Polityka oświatowa władz Warszawy: wyremontować szkołę za 8 mln zł, wyrzucić uczniów i oddać straży miejskiej. NASZ WYWIAD I GALERIA

Wyremontowana sala lekcyjna.
Wyremontowana sala lekcyjna.

Pisaliśmy wczoraj o bezduszności warszawskiej straży miejskiej, która czyha na rodziny zostawiające samochody przed Centrum Zdrowia Dziecka, by zafundować im gehennę z odzyskaniem pojazdu i zarobić kilkaset złotych.

CZYTAJ WIĘCEJ: Niewolnicy własnego państwa - o Straży Miejskiej historia prawdziwa. „Nie mają pieniędzy, nie znają miasta, na zewnątrz śnieżyca,  na rękach chore dziecko”
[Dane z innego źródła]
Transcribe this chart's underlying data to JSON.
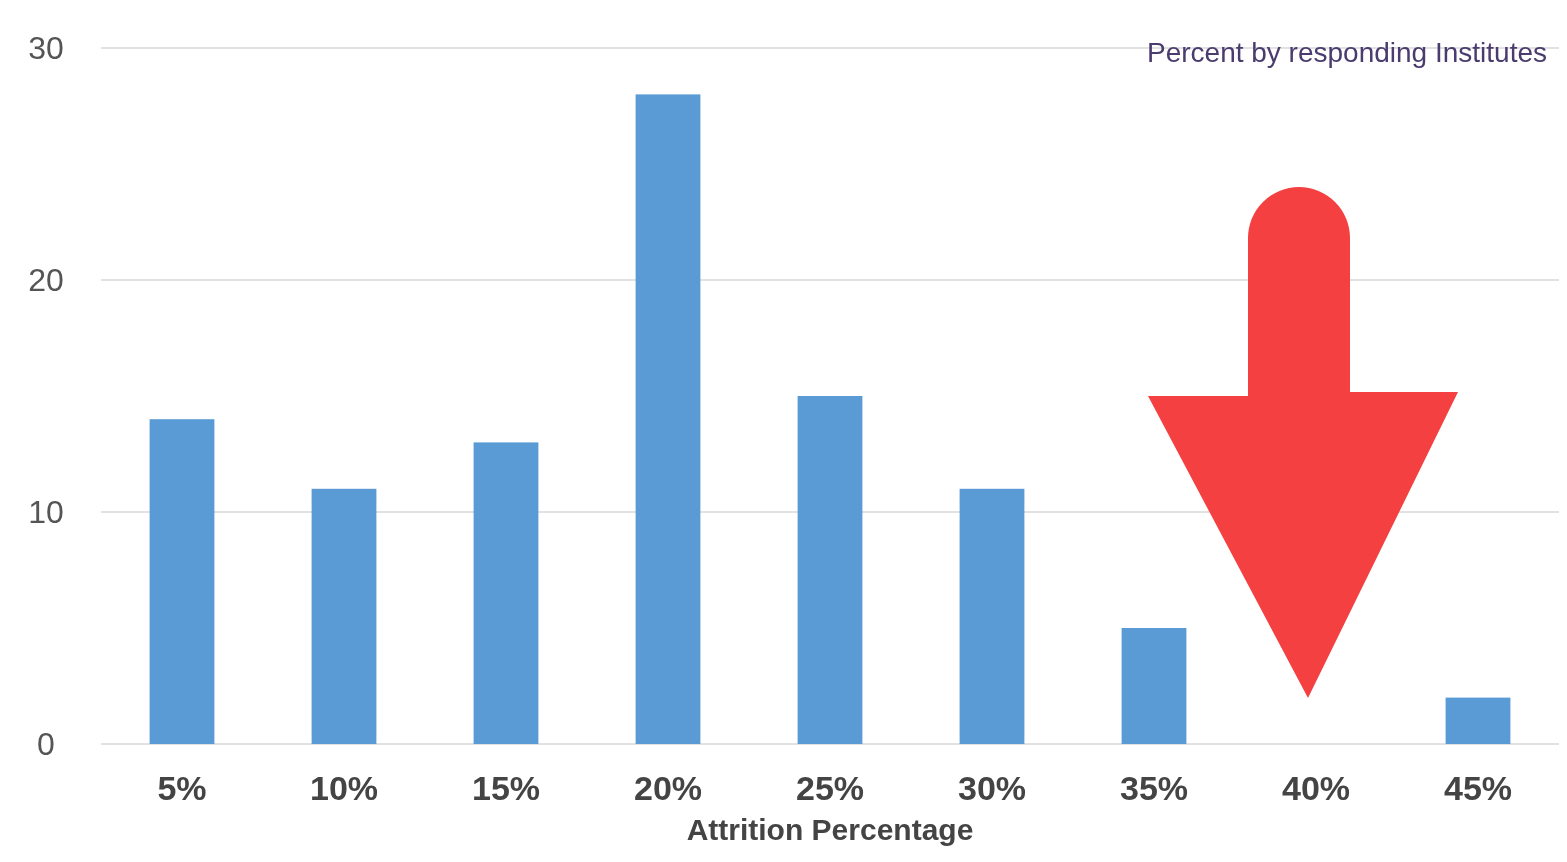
{
  "chart_data": {
    "type": "bar",
    "xlabel": "Attrition Percentage",
    "annotations": [
      "Percent by responding Institutes"
    ],
    "categories": [
      "5%",
      "10%",
      "15%",
      "20%",
      "25%",
      "30%",
      "35%",
      "40%",
      "45%"
    ],
    "values": [
      14,
      11,
      13,
      28,
      15,
      11,
      5,
      0,
      2
    ],
    "color": "#5b9bd5",
    "ylim": [
      0,
      30
    ],
    "yticks": [
      0,
      10,
      20,
      30
    ],
    "grid": "y"
  }
}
Do tak ciężkiej pracy strażnicy muszą mieć komfortowe warunki. Władze stolicy starają się, jak mogą, by im je zapewnić. W Wawrze (w tej dzielnicy mieści się CZD) chyba jeszcze mają sporo do nadrobienia. Ale strażnicy z Woli już mogą szykować się do przenosin do nowej, luksusowej siedziby. Po kilku latach remontu Zespołu Szkół przy ul. Sołtyka - który kosztował 8 mln zł - od września uczniowie będą z niego wyrzuceni. Ich miejsce w nowoczesnych wnętrzach przystosowanych do edukacji zajmie straż miejska.

O decyzji warszawskich władz rozmawiamy z radnym PiS na Woli Piotrem Milowańskim.

 

wPolityce.pl: - Jak bardzo dzielnica Wola zainwestowała w placówkę przy ul. Sołtyka?
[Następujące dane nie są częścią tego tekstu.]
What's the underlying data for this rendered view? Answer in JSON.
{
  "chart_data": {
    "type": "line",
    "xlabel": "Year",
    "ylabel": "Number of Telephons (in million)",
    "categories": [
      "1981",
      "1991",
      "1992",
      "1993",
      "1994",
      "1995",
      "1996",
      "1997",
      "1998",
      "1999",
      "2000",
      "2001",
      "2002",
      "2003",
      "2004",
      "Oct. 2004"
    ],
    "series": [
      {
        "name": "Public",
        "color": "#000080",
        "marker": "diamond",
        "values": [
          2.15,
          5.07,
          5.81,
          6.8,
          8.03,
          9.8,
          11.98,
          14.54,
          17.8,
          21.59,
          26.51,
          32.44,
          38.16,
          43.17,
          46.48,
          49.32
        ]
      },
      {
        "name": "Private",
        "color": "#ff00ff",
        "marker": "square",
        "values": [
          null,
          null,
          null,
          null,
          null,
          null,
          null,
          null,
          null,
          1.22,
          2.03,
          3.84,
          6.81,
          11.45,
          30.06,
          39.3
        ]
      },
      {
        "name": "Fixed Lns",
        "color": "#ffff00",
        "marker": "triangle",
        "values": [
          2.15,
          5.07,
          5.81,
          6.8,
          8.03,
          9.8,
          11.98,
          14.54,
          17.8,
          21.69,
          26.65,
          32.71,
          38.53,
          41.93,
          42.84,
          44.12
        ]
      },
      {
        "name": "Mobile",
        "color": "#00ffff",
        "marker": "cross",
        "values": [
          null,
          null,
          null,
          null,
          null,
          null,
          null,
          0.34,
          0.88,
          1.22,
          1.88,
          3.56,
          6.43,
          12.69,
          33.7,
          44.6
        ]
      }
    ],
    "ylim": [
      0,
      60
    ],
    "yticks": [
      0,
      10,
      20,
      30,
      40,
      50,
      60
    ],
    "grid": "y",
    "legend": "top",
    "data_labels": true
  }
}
Piotr Milowański, radny PiS w dzielnicy Wola: - Szkoła istnieje tu od 2005 roku. Dzielnica zainwestowała w jej remont  ok. 8 mln zł. Te pieniądze - częściowo z programów Unii Europejskiej - poszły na termomodernizację, wyposażenie sal dydaktycznych, powstała nowoczesna serwerownia, dwie sale informatyczne, multimedialne sale lingwistyczne, sala gimnastyczna. Najnowszą salę do nauki zawodu fryzjera otwarto w styczniu tego roku.

 

To szkoła zawodowa, więc remont musiał być specjalistyczny, dostosowany do konkretnych potrzeb edukacyjnych, a nie ograniczał się do malowania ścian i lepszego wyposażenia?

Tak. Dzielnica kilka lat prowadziła tę inwestycję. Budynek jest ogromny. Ma 8 tysięcy metrów kwadratowych. W tej chwili korzysta z niego 950 słuchaczy. Zajęcia prowadzone są tam w systemie wieczorowym, więc  do 15. szkoła praktycznie stoi pusta.

 

Może więc były powody, by lepiej wykorzystać placówkę?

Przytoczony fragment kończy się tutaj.